After my lecture I went down a silver-mine, about a mile outside the little settlement, the miners carrying torches before me as it was night. After being dressed in miner’s dress I was hurled in a bucket down into the heart of the earth, long galleries of silver-ore, the miners all at work, looking so picturesque in the dim light as they swung the hammers and cleft the stone, beautiful motives for etching everywhere, and for Walter’s impressionist sketches. I stayed all night there nearly, the men being most interesting to talk to, and was brought off down the mountain by a special train at 4.30 in the morning.

From there I went to Kansas where I lectured a week. At St Joseph the great desperado of Kansas, Jesse James, had just been killed by one of his followers, and the whole town was mourning over him and buying relics of his house. His door-knocker and dust-bin went for fabulous prices, two speculators absolutely came to pistol-shots as to who was to have his hearth-brush, the unsuccessful one being, however, consoled by being allowed to purchase the water-butt for the income of an English bishop, while his sole work of art, a chromo-lithograph of the most dreadful kind, of course was sold at a price which in Europe only a Mantegna or an undoubted Titian can command!

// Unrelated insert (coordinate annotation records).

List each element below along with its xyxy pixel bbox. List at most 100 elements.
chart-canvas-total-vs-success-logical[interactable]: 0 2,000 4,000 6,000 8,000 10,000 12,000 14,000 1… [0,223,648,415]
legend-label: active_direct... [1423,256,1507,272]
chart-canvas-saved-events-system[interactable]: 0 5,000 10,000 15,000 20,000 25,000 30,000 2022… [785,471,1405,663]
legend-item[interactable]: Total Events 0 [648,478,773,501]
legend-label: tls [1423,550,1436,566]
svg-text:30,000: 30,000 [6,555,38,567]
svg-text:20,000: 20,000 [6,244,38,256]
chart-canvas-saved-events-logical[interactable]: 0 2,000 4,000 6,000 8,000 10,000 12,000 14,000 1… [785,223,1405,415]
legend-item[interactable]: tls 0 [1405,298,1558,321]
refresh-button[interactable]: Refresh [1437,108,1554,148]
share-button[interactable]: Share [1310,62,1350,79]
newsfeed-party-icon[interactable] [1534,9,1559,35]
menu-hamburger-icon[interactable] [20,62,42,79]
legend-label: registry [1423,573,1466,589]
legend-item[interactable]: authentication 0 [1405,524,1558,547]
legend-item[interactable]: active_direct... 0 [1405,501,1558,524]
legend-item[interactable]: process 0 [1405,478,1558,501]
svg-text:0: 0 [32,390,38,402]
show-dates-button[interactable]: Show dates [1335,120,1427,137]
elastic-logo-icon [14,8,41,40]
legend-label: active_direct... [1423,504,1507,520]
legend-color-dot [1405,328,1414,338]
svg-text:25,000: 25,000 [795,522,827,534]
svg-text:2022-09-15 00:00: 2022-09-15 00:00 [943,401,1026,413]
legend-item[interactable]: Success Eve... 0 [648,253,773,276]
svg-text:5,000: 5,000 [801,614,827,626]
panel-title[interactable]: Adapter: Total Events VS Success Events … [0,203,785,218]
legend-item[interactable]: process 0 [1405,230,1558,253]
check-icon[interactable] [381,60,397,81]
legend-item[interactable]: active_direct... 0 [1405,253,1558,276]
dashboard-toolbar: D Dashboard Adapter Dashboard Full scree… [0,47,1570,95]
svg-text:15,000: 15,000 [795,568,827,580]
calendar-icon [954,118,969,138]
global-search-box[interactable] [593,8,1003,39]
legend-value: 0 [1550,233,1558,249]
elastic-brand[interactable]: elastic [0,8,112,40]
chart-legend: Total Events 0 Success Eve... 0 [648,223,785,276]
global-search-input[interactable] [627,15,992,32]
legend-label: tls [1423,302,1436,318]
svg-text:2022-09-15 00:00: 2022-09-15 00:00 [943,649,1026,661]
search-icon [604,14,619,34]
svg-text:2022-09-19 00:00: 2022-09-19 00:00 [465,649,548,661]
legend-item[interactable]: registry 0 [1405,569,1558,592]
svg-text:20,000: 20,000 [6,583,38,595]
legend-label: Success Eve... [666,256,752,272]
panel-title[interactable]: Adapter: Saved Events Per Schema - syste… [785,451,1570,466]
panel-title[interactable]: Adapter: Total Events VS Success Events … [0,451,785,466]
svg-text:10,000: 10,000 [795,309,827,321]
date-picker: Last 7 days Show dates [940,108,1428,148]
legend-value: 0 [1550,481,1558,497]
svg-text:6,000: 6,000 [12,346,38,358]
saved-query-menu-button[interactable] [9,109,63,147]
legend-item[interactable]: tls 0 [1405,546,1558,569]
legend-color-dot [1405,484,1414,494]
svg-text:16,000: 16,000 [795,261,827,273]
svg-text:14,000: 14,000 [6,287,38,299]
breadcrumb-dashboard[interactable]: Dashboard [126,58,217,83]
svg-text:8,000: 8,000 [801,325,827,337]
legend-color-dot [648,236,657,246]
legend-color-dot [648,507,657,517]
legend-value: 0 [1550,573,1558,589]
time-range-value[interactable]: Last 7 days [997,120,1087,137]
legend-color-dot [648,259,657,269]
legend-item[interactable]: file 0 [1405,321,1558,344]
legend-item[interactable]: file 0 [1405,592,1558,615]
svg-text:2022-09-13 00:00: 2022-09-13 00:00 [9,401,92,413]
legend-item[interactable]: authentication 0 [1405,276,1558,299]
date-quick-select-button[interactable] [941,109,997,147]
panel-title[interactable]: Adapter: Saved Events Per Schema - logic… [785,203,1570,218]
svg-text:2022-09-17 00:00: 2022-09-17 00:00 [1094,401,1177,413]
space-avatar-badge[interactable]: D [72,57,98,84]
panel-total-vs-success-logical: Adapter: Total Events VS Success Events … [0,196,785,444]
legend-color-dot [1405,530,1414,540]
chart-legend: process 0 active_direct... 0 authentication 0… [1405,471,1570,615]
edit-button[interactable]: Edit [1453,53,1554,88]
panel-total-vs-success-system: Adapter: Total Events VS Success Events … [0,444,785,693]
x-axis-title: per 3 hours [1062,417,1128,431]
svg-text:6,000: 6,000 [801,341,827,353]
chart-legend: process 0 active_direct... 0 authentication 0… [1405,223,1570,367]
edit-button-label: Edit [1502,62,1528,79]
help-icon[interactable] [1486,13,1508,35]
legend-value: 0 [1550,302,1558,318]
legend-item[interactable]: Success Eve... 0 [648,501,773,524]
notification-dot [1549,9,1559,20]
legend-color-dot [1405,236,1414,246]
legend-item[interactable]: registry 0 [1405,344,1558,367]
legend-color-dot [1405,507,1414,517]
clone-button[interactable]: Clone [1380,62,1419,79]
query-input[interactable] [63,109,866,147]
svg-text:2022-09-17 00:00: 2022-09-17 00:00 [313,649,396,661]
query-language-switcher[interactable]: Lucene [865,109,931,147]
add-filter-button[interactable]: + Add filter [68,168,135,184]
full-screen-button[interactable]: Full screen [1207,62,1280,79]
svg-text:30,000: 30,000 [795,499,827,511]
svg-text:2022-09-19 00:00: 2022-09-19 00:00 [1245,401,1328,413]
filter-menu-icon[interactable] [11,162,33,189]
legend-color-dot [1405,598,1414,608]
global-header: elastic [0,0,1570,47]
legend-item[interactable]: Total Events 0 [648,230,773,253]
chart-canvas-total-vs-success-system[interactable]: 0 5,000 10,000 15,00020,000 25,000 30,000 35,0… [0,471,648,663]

Last night I lectured at Lincoln, Nebraska, and in the morning gave an address to the undergraduates of the State University there: charming audience—young men and women all together in the same college, attending lectures and the like, and many young admirers and followers among them. They drove me out to see the great prison afterwards! Poor sad types of humanity in hideous striped dresses making bricks in the sun, and all mean-looking, which consoled me, for I should hate to see a criminal with a noble face. Little whitewashed cells, so tragically tidy, but with books in them. In one I found a translation of Dante, and a Shelley. Strange and beautiful it seemed to me that the sorrow of a single Florentine in exile should, hundreds of years afterwards, lighten the sorrow of some common prisoner in a modern gaol, and one murderer with melancholy eyes—to be hung they told me in three weeks—spending that interval in reading novels, a bad preparation for facing either God or Nothing. So every day I see something curious and new, and now think of going to Japan and wish Walter would come or could come with me.

Pray give my love to everybody at home, and believe me your affectionate friend

OSCAR WILDE

Perhaps the most important aspect of Wilde’s American tour was that he found a voice of his own. After his synthetic utterances in the first month with their often verbatim borrowings from Ruskin, Morris and Pater, and their lukewarm reception by the press, Wilde soon realised that what interested the New World were his views on art education and what they should be doing about their own arts and crafts. The lectures changed accordingly with Wilde even becoming involved in the practical application of his theories. This enthusiasm was to reflect itself in much of his writing until the end of the decade. Leland had spent ten years in England and on his return to Philadelphia in 1881 founded the Industrial Art School.